None of Ssu-ma Chao’s men had died in the hills and very few had faltered; but then they had made this climb before, when they had come west to Parthia—An’Hsi as they called it—from their own lands. The Romans, well, Marius’s mules had trudged along. There had been a small revolt when they had sought to lighten their packs by loading the heaviest items on the beasts. For the worst climbs, Quintus had weighed the breach in discipline with the possibility that more lightly burdened men had a better chance of life—and had chosen for life.

But he still mourned the loss of three Romans. One soldier simply failed to wake up in the pallid mountain dawn. Another fell to his knees in a high pass, then cooled before he could even clasp a friend’s hand in farewell. His heart burst, Ganesha said. And one had been dragged off a cliff when the pack animal he was leading panicked, thrashed until he was caught in its harness, and fell before he could cut himself free. A brave man, he had refused to scream as he fell. Even the Ch’in had mourned him.

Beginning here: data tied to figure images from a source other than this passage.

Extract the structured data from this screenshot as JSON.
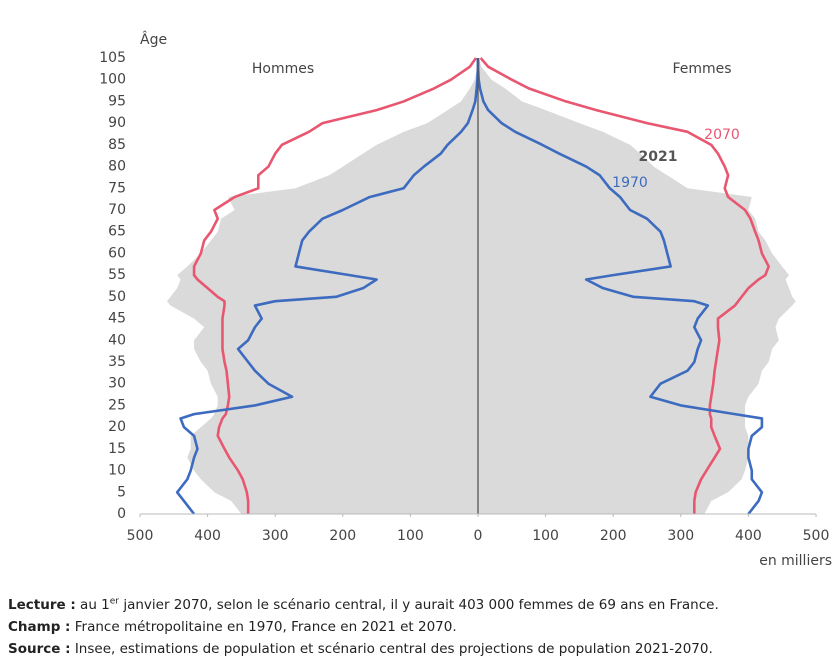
{
  "chart_data": {
    "type": "pyramid",
    "y_label": "Âge",
    "x_label": "en milliers",
    "left_label": "Hommes",
    "right_label": "Femmes",
    "xlim": [
      -500,
      500
    ],
    "xticks": [
      {
        "value": -500,
        "label": "500"
      },
      {
        "value": -400,
        "label": "400"
      },
      {
        "value": -300,
        "label": "300"
      },
      {
        "value": -200,
        "label": "200"
      },
      {
        "value": -100,
        "label": "100"
      },
      0,
      100,
      200,
      300,
      400,
      500
    ],
    "ylim": [
      0,
      105
    ],
    "yticks": [
      0,
      5,
      10,
      15,
      20,
      25,
      30,
      35,
      40,
      45,
      50,
      55,
      60,
      65,
      70,
      75,
      80,
      85,
      90,
      95,
      100,
      105
    ],
    "ages": [
      0,
      3,
      5,
      8,
      10,
      13,
      15,
      18,
      20,
      22,
      23,
      25,
      27,
      30,
      33,
      35,
      38,
      40,
      43,
      45,
      48,
      49,
      50,
      52,
      54,
      55,
      57,
      60,
      63,
      65,
      68,
      70,
      73,
      75,
      78,
      80,
      83,
      85,
      88,
      90,
      93,
      95,
      98,
      100,
      103,
      105
    ],
    "series": [
      {
        "name": "2021",
        "style": "area",
        "color": "#dadada",
        "label_color": "#555555",
        "men": [
          350,
          365,
          390,
          410,
          420,
          430,
          425,
          425,
          410,
          395,
          390,
          385,
          385,
          395,
          400,
          410,
          420,
          420,
          405,
          420,
          455,
          460,
          455,
          445,
          440,
          445,
          430,
          410,
          395,
          385,
          380,
          360,
          370,
          270,
          220,
          200,
          170,
          150,
          110,
          75,
          45,
          25,
          12,
          5,
          1,
          0
        ],
        "women": [
          335,
          345,
          370,
          390,
          395,
          400,
          400,
          400,
          395,
          395,
          395,
          395,
          400,
          415,
          420,
          430,
          435,
          445,
          440,
          445,
          465,
          470,
          465,
          460,
          455,
          460,
          450,
          435,
          425,
          415,
          410,
          400,
          405,
          310,
          280,
          260,
          240,
          225,
          185,
          150,
          100,
          65,
          40,
          20,
          5,
          1
        ]
      },
      {
        "name": "2070",
        "style": "line",
        "color": "#e8566f",
        "label_color": "#e8566f",
        "men": [
          340,
          340,
          342,
          348,
          355,
          368,
          375,
          385,
          383,
          378,
          373,
          370,
          368,
          370,
          372,
          375,
          378,
          378,
          378,
          378,
          375,
          375,
          385,
          400,
          415,
          420,
          420,
          410,
          405,
          395,
          385,
          390,
          360,
          325,
          325,
          310,
          300,
          290,
          250,
          230,
          150,
          110,
          65,
          40,
          12,
          3
        ],
        "women": [
          320,
          320,
          322,
          330,
          338,
          350,
          358,
          350,
          345,
          345,
          343,
          343,
          345,
          348,
          350,
          352,
          355,
          357,
          355,
          355,
          380,
          385,
          390,
          400,
          415,
          425,
          430,
          420,
          415,
          410,
          403,
          395,
          370,
          365,
          370,
          365,
          355,
          345,
          310,
          250,
          175,
          130,
          75,
          50,
          15,
          4
        ]
      },
      {
        "name": "1970",
        "style": "line",
        "color": "#3d6bbf",
        "label_color": "#3d6bbf",
        "men": [
          420,
          435,
          445,
          430,
          425,
          420,
          415,
          420,
          435,
          440,
          420,
          330,
          275,
          310,
          330,
          340,
          355,
          340,
          330,
          320,
          330,
          300,
          210,
          170,
          150,
          190,
          270,
          265,
          260,
          250,
          230,
          200,
          160,
          110,
          95,
          80,
          55,
          45,
          25,
          15,
          8,
          4,
          2,
          1,
          0,
          0
        ],
        "women": [
          400,
          415,
          420,
          405,
          405,
          400,
          400,
          405,
          420,
          420,
          380,
          300,
          255,
          270,
          310,
          320,
          325,
          330,
          320,
          325,
          340,
          320,
          230,
          185,
          160,
          200,
          285,
          280,
          275,
          270,
          250,
          225,
          210,
          195,
          180,
          160,
          120,
          95,
          55,
          35,
          15,
          8,
          3,
          1,
          0,
          0
        ]
      }
    ]
  },
  "notes": [
    {
      "label": "Lecture :",
      "text_before": "au 1",
      "sup": "er",
      "text_after": "janvier 2070, selon le scénario central, il y aurait 403 000 femmes de 69 ans en France."
    },
    {
      "label": "Champ :",
      "text": "France métropolitaine en 1970, France en 2021 et 2070."
    },
    {
      "label": "Source :",
      "text": "Insee, estimations de population et scénario central des projections de population 2021-2070."
    }
  ]
}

Of course, Lucilius had thrived. Quintus hated himself for the unworthiness of that thought. The patrician’s lips had cracked from the cold. His hands had turned white, then healed and hardened without the blackening and sloughing off of rotten flesh that could kill as surely as a rockfall in these heights. The ladies of the Palatine Hill would never recognize in this wiry, weary man, wrapped in every warm garment he owned or could dice for, the aristocrat in his white toga with the broad purple stripe. Just as well. They were unlikely to see one another, ever again. In a way that was just, as the lady Draupadi had taught him to look upon the just—hadn’t Lucilius wanted to journey to the land of silk? He was making the trip—if not in the manner or the company he expected.